$\mathbb{Q},\mathbb{R}$ and $\mathbb{C}$-vector space isomorphism from $\mathbb{Z}$-module isomorphism.

Question

Let $A,B$ be $\mathbb{C}$-vector space. We can view them as a $\mathbb{Z}$-module. Suppose that there is a $\mathbb{Z}$-module isomorphism $\phi$ between $A$ and $B$. Then can we have a natural $\mathbb{Q}$(or even $\mathbb{R}$, $\mathbb{C}$)-vector space isomorphism between $A$ and $B$ from $\phi$?

I think at least we can have $\mathbb{Q}$-vector space isomorphism.
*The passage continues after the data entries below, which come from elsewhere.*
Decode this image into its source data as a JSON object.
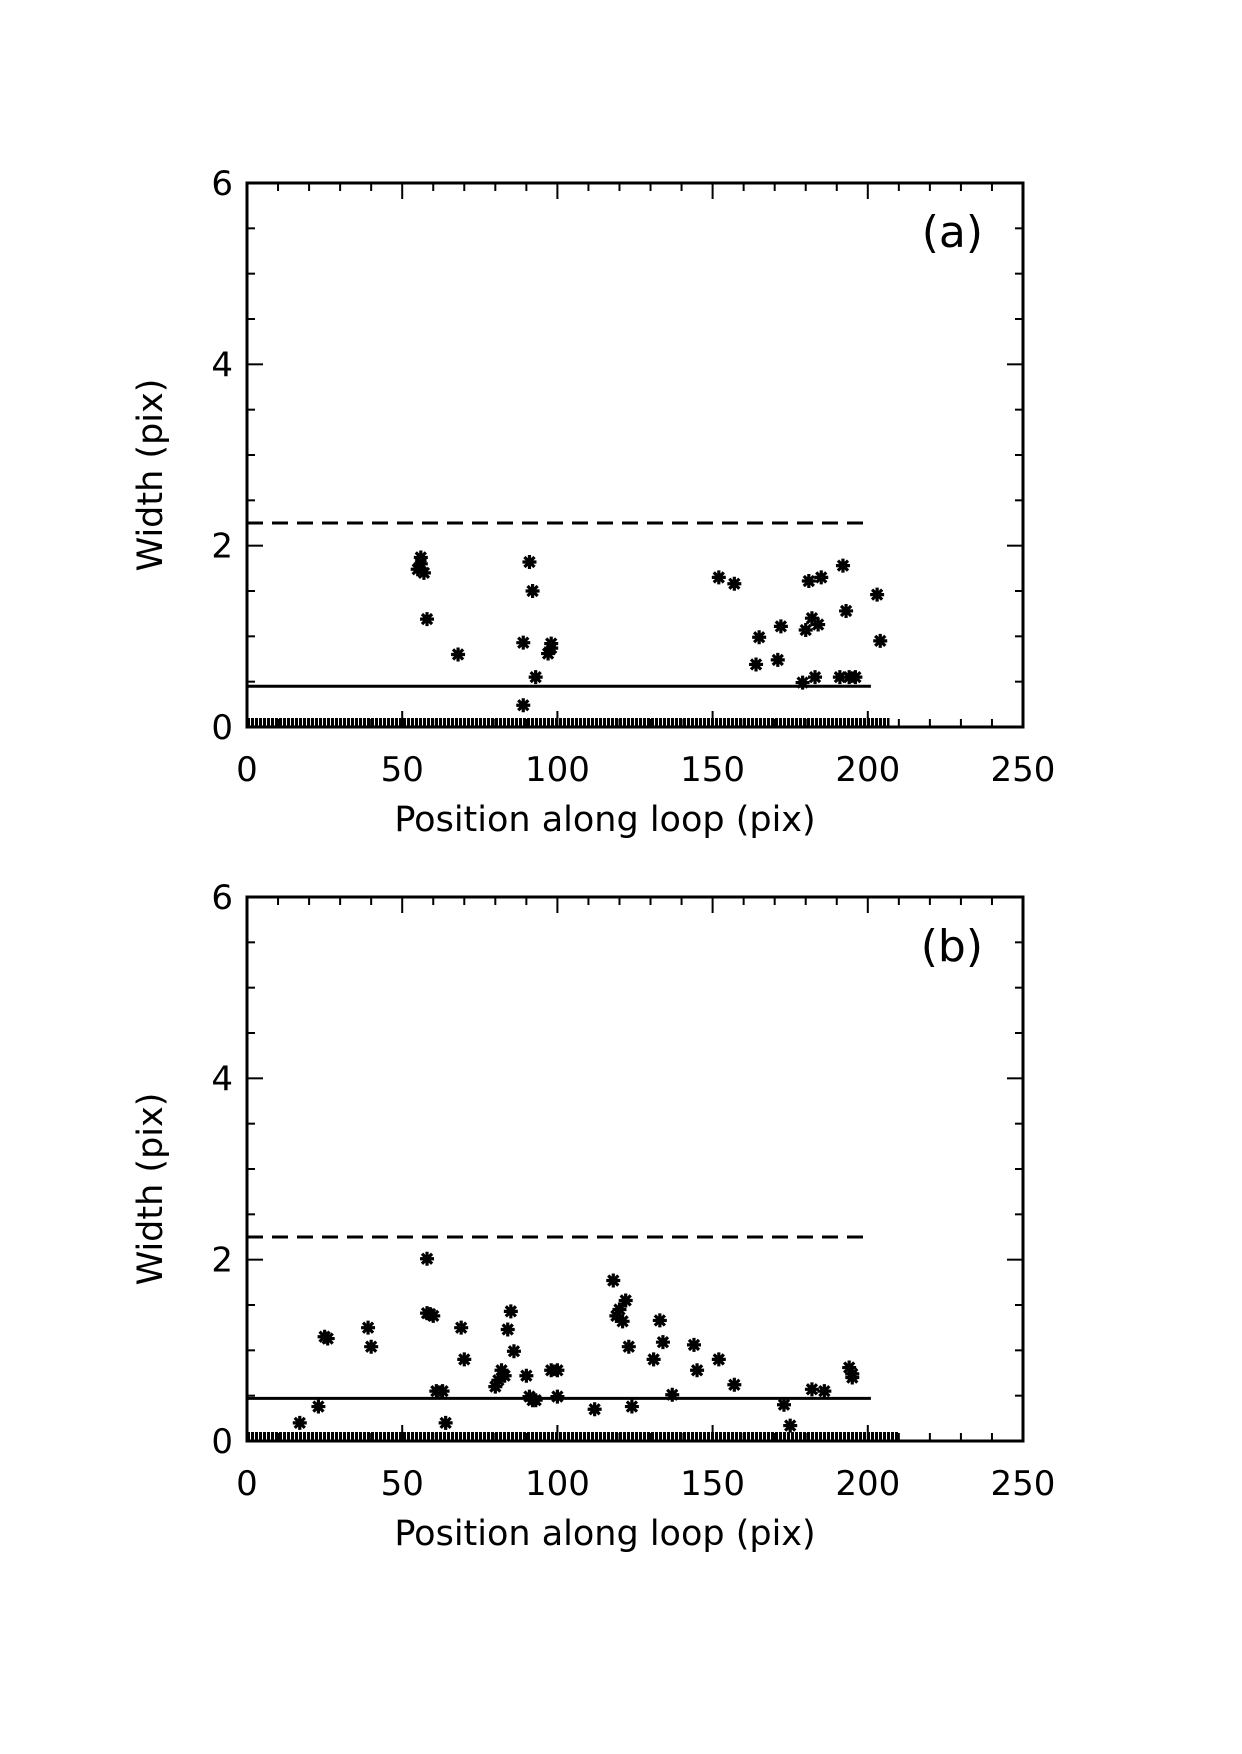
{
  "chart_data": [
    {
      "type": "scatter",
      "panel_label": "(a)",
      "xlabel": "Position along loop (pix)",
      "ylabel": "Width (pix)",
      "xlim": [
        0,
        250
      ],
      "ylim": [
        0,
        6
      ],
      "xticks": [
        0,
        50,
        100,
        150,
        200,
        250
      ],
      "yticks": [
        0,
        2,
        4,
        6
      ],
      "marker": "asterisk",
      "points": [
        [
          56,
          1.87
        ],
        [
          56,
          1.8
        ],
        [
          55,
          1.74
        ],
        [
          57,
          1.7
        ],
        [
          58,
          1.19
        ],
        [
          68,
          0.8
        ],
        [
          89,
          0.93
        ],
        [
          91,
          1.82
        ],
        [
          92,
          1.5
        ],
        [
          93,
          0.55
        ],
        [
          89,
          0.24
        ],
        [
          97,
          0.81
        ],
        [
          98,
          0.87
        ],
        [
          98,
          0.92
        ],
        [
          152,
          1.65
        ],
        [
          157,
          1.58
        ],
        [
          164,
          0.69
        ],
        [
          165,
          0.99
        ],
        [
          171,
          0.74
        ],
        [
          172,
          1.11
        ],
        [
          179,
          0.49
        ],
        [
          180,
          1.07
        ],
        [
          181,
          1.61
        ],
        [
          182,
          1.2
        ],
        [
          183,
          0.55
        ],
        [
          184,
          1.13
        ],
        [
          185,
          1.65
        ],
        [
          191,
          0.55
        ],
        [
          192,
          1.78
        ],
        [
          193,
          1.28
        ],
        [
          194,
          0.55
        ],
        [
          196,
          0.55
        ],
        [
          203,
          1.46
        ],
        [
          204,
          0.95
        ]
      ],
      "baseline_points": {
        "y": 0,
        "x_start": 0,
        "x_end": 207
      },
      "solid_line": {
        "y": 0.45,
        "x_start": 0,
        "x_end": 201
      },
      "dashed_line": {
        "y": 2.25,
        "x_start": 0,
        "x_end": 201
      }
    },
    {
      "type": "scatter",
      "panel_label": "(b)",
      "xlabel": "Position along loop (pix)",
      "ylabel": "Width (pix)",
      "xlim": [
        0,
        250
      ],
      "ylim": [
        0,
        6
      ],
      "xticks": [
        0,
        50,
        100,
        150,
        200,
        250
      ],
      "yticks": [
        0,
        2,
        4,
        6
      ],
      "marker": "asterisk",
      "points": [
        [
          17,
          0.2
        ],
        [
          23,
          0.38
        ],
        [
          25,
          1.15
        ],
        [
          26,
          1.13
        ],
        [
          39,
          1.25
        ],
        [
          40,
          1.04
        ],
        [
          58,
          2.01
        ],
        [
          58,
          1.41
        ],
        [
          59,
          1.4
        ],
        [
          60,
          1.38
        ],
        [
          61,
          0.55
        ],
        [
          63,
          0.55
        ],
        [
          64,
          0.2
        ],
        [
          69,
          1.25
        ],
        [
          70,
          0.9
        ],
        [
          80,
          0.6
        ],
        [
          81,
          0.67
        ],
        [
          82,
          0.78
        ],
        [
          83,
          0.72
        ],
        [
          84,
          1.23
        ],
        [
          85,
          1.43
        ],
        [
          86,
          0.99
        ],
        [
          90,
          0.72
        ],
        [
          91,
          0.49
        ],
        [
          92,
          0.45
        ],
        [
          93,
          0.45
        ],
        [
          98,
          0.78
        ],
        [
          100,
          0.78
        ],
        [
          100,
          0.49
        ],
        [
          112,
          0.35
        ],
        [
          118,
          1.77
        ],
        [
          119,
          1.38
        ],
        [
          120,
          1.45
        ],
        [
          121,
          1.32
        ],
        [
          122,
          1.55
        ],
        [
          123,
          1.04
        ],
        [
          124,
          0.38
        ],
        [
          131,
          0.9
        ],
        [
          133,
          1.33
        ],
        [
          134,
          1.09
        ],
        [
          137,
          0.51
        ],
        [
          144,
          1.06
        ],
        [
          145,
          0.78
        ],
        [
          152,
          0.9
        ],
        [
          157,
          0.62
        ],
        [
          173,
          0.4
        ],
        [
          175,
          0.17
        ],
        [
          182,
          0.57
        ],
        [
          186,
          0.55
        ],
        [
          194,
          0.81
        ],
        [
          195,
          0.74
        ],
        [
          195,
          0.7
        ]
      ],
      "baseline_points": {
        "y": 0,
        "x_start": 0,
        "x_end": 210
      },
      "solid_line": {
        "y": 0.47,
        "x_start": 0,
        "x_end": 201
      },
      "dashed_line": {
        "y": 2.25,
        "x_start": 0,
        "x_end": 201
      }
    }
  ]
}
For example, Let $a\in A$ and denote $\frac{1}{n}a=\alpha\in A$ for some natural number $n$. Let $\phi$ be a $\mathbb{Z}$-module isomorphism from $A$ to $B$. Then, we have

$\phi(a)=\phi(n\alpha)=n\phi(\alpha)=n\phi(\frac{1}{n}a)$.

Thus, $\phi(\frac{1}{n}a)$ has to be $\frac{1}{n}\phi(a)$. Because $\mathbb{Q}$ is the field of fraction of $\mathbb{Z}$, we may have $\phi(\frac{m}{n}a)=\frac{m}{n}\phi(a)$ for all $a\in A$ and $\frac{m}{n}\in\mathbb{Q}$.

Am I right?

Now, I am struggling to extend to $\mathbb{R}$ or $\mathbb{C}$ vector space isomorphism.

Answer 1

Your argument that $\mathbb{Z}$-linear implies $\mathbb{Q}$-linear is correct but it's not possible to go beyond this. In fact assuming the axiom of choice $\mathbb{C}$ and $\mathbb{C}^2$, for example, are isomorphic as $\mathbb{Q}$-vector spaces (since they both have the same dimension, namely $|\mathbb{R}|$).

On the other hand, it's consistent with ZF that every homomorphism between Polish groups is automatically continuous, and in particular that every homomorphism between finite-dimensional real or complex vector spaces is automatically continuous. If this is true then any $\mathbb{Z}$-linear isomorphism between finite-dimensional real or complex vector spaces is automatically $\mathbb{R}$-linear, so in the real case we're done, and in the complex case they have the same real dimension and hence the same complex dimension, so there is some other $\mathbb{C}$-linear isomorphism between them.